Don't use Windows for online banking? Well then I guess not many people in the world are going to use online banking
DannyOct 14th 2009 3:25PM
It's not all about the OS when it comes to "secure" online banking. Windows would be more secure than linux if the user has never been an admin on the box and the machine is updated regularly. Most malware is written for Windows because most people use Windows. If we all switched to Mac's, I'm sure you'd hear more about the Mac vulnerabilities and the exploits written for those vulnerabilities.
If I told you that people on the golf coast should build all glass houses, because less glass houses were destroyed by Hurricane Katrina than brick houses, you would laugh in my face. That's exactly what Brian Krebs is doing in this article. Just because you live in the glass house of unix doesn't mean you're secure. By default, Ubuntu has no firewall running, firefox has it's own set of vulnerabilities and so does everything else you use.
If you want safe banking, do it yourself. Pencil and Paper and a safe with biometric controls and an unpenetratable outer casing.
whateverOct 14th 2009 3:46PM
Running a "pristine live CD" in a virtual environment makes no sense. The virtual PC is only as secure as it's host. Therefore, if you have a compromised primary machine, putting a virtual PC on top of it does exactly nothing.
RaajOct 14th 2009 4:02PM
This is a knee-jerk reactionary article, from an author that 'plays with five computers and dozens of other chirping blinking devices.'
Sure, booting from a LiveCD will prevent the OS from being infected.. but what about phishing and social engineering attacks? What about SSL compromises? What if the host OS has already been compromised when the user visited teh pr0n sites, or downloaded some shady software from sleazy web sites? Using LiveCD in that case will not completely protect the user.
In the end, the article should have been titled "stupid users are not fit for online banking, or Web surfing altogether." Even if the stupid user hides behind LiveCDs, or *nix based OS for long if s/he continues to use stupid decisions while online.
216Oct 14th 2009 4:11PM
No OS is safe from Phishing attacks
really, the ONLY thing that can save you from a phishing attack is awareness
setOct 14th 2009 4:29PM
Has there been actual theft from online banking exploits? You can't withdraw cash online. The potential for crime is rather overstated, IMO.
setOct 14th 2009 4:33PM
I didn't know people could initiate wire transfers online. All my online banking is good for is checking balances and billpay.

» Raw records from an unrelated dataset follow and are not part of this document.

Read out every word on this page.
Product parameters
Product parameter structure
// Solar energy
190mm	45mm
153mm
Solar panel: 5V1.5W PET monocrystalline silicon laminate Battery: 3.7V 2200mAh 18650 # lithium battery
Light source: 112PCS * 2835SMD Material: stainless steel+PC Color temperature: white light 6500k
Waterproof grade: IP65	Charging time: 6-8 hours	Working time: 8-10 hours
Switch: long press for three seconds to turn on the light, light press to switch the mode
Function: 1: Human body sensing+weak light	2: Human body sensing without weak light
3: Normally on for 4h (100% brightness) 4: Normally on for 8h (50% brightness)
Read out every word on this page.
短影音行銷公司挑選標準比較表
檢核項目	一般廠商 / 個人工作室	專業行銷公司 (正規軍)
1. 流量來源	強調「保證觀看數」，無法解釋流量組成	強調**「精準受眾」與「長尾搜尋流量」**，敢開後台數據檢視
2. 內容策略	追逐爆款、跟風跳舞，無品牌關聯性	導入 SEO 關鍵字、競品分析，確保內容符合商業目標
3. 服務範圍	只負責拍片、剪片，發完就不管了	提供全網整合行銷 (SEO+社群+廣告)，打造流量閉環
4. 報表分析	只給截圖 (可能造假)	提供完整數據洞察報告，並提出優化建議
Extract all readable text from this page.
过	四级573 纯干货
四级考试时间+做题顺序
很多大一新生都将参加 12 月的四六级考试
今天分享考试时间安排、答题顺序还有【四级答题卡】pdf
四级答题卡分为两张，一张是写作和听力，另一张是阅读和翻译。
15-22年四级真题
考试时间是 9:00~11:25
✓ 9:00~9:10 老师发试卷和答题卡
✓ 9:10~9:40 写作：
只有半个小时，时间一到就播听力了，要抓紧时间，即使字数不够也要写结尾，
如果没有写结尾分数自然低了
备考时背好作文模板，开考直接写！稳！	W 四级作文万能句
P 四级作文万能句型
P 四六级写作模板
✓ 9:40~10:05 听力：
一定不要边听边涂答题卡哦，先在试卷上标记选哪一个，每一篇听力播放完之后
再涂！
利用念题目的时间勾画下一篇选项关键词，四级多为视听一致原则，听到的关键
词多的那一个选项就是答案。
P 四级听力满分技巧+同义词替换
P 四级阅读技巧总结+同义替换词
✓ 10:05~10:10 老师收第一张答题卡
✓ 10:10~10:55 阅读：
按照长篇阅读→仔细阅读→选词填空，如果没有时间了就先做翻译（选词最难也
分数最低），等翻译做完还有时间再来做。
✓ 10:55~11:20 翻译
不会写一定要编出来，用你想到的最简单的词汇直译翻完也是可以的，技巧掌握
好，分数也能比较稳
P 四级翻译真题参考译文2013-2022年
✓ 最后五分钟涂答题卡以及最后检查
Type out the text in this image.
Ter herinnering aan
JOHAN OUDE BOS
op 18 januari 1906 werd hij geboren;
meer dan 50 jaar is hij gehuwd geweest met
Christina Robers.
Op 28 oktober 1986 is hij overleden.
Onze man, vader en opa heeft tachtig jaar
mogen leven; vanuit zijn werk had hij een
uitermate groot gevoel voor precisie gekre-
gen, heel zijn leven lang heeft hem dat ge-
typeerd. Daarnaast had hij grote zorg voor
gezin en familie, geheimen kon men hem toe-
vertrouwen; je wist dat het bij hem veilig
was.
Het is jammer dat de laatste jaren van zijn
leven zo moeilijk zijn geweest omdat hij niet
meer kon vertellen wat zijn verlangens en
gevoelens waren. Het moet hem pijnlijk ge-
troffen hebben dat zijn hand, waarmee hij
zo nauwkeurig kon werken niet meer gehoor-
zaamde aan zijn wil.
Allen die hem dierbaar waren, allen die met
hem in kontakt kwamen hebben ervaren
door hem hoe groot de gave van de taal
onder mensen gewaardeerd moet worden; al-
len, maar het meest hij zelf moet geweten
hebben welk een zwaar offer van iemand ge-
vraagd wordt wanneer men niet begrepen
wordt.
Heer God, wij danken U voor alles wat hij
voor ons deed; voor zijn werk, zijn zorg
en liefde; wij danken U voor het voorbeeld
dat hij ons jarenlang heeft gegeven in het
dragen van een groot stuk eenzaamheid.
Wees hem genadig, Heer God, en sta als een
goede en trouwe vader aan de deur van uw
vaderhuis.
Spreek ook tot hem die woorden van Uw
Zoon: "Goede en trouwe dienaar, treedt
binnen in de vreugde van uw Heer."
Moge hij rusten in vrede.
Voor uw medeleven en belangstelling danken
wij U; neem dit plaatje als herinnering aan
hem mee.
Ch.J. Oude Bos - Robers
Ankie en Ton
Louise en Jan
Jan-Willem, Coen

hazardOct 15th 2009 2:24AM
Cash transfer is a pretty common feature though the tracability is rather obvious and trivial.
Best bit of advice for anyone who has been scammed in any way .. go to the police straight away even if the Bank says you don't need to. The Police love investigating Banking fraud and the Banks will usually piss around until the cops get involved.